In the real time manufacturing business...."your" employees would be looking for aother job.
http://www.woodweb.com/knowledge_base/Order_of_Operations_in.html
http://www.woodweb.com/knowledge_base/Glue_Joint_Failure.html although a older written article still good general info
http://www.woodweb.com/knowledge_base/Tuning_Up_an_OutofWhack_Jointer_Bed.html another...
burchbot
01-21-2011, 09:53 AM
Hi
The problem isn’t the glue. You can pull anything together if you apply enough pressure, but by doing so you squeeze out all the glue. Starving the joint of the very thing you need to hold it together. Plus the panel is pre loaded with stress. If a student can’t prep and glue a panel, there is no need to teach him anything more. Learn the basics first.
Dan
bleeth
01-21-2011, 02:35 PM
Ryan:
Make them do it right or let them suffer the grade loss! Someone has to combat the rampant ADDS that seems to be the norm now!!
michael_schwartz
01-21-2011, 03:47 PM
Ryan:
Make them do it right or let them suffer the grade loss!

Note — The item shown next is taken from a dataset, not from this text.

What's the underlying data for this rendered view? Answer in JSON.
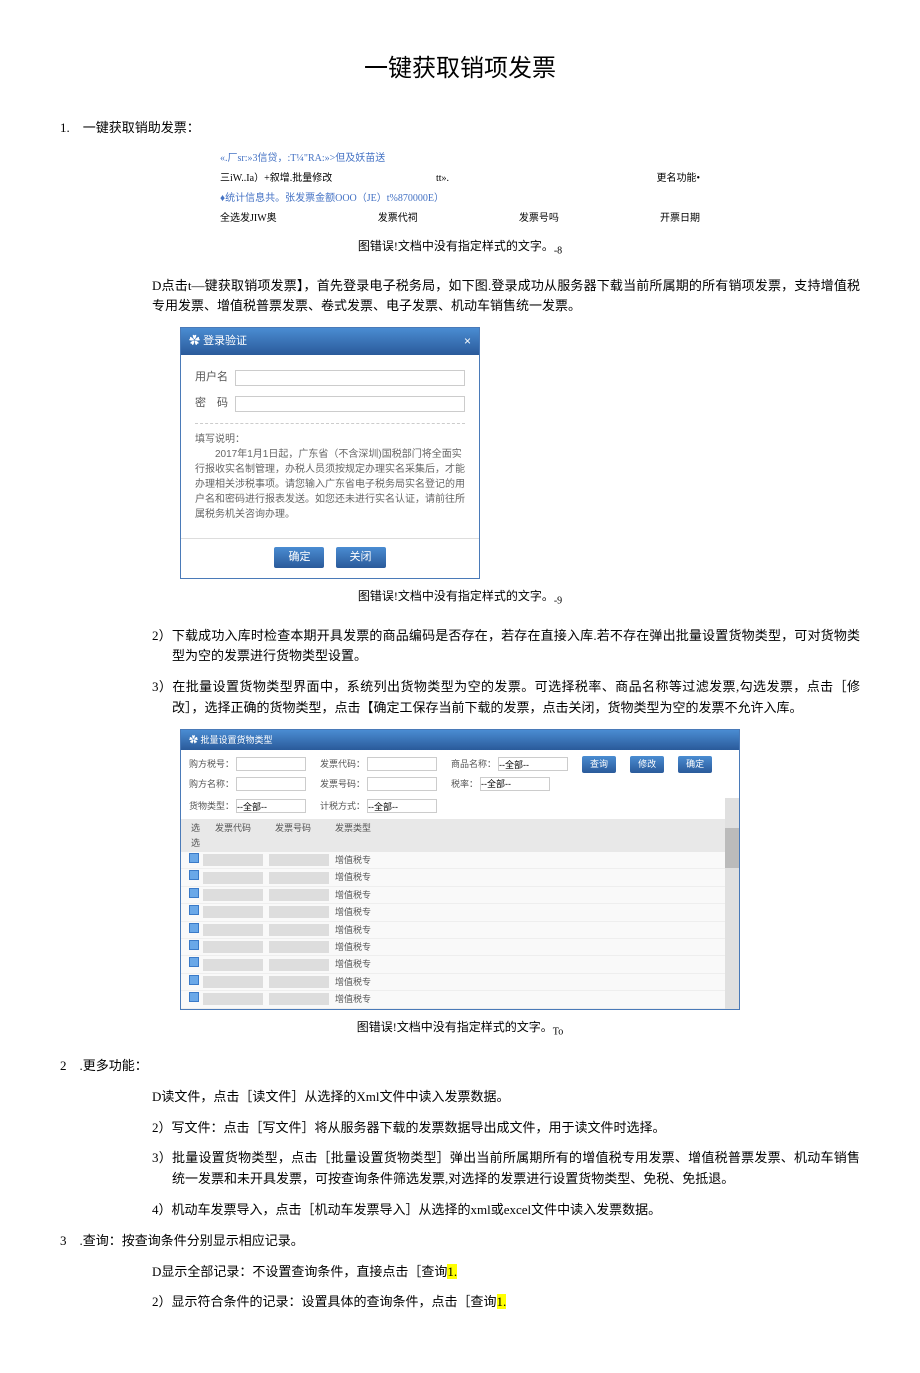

Someone has to combat the rampant ADDS that seems to be the norm now!!
Or make them do it right with hand tools if they can't respect the machinery by using proper techniques :cool:
bleeth
01-21-2011, 04:05 PM
There's a real memory Michael:
Joining a big damned 8/4 plank of hardwood with an 18" plane!
Those were the days: Aching elbows, piles of little curly chips, wood plank floors to work on and material that doesn't smell like mdf, particle board, or cheap plywood.
Now I don't even own a decent plane and even my chisels are badly neglected although I do think about putting together one of Steve Knight's kits.
michael_schwartz
01-21-2011, 04:52 PM
There's a real memory Michael:
Joining a big damned 8/4 plank of hardwood with an 18" plane!
Those were the days: Aching elbows, piles of little curly chips, wood plank floors to work on and material that doesn't smell like mdf, particle board, or cheap plywood.
Now I don't even own a decent plane and even my chisels are badly neglected although I do think about putting together one of Steve Knight's kits.
Nothing like spending half a day planing a piece of wood by hand. Definitely makes you appreciate being able to do it in seconds with a machine.
Krenov style planes are not hard to make. I have one I made a few years ago, and I use it to joint edges of veneer. Wooden planes are quite fun to use, and provide feedback that gets absorbed by a cast iron plane. Sooner or later I am going to make a few more.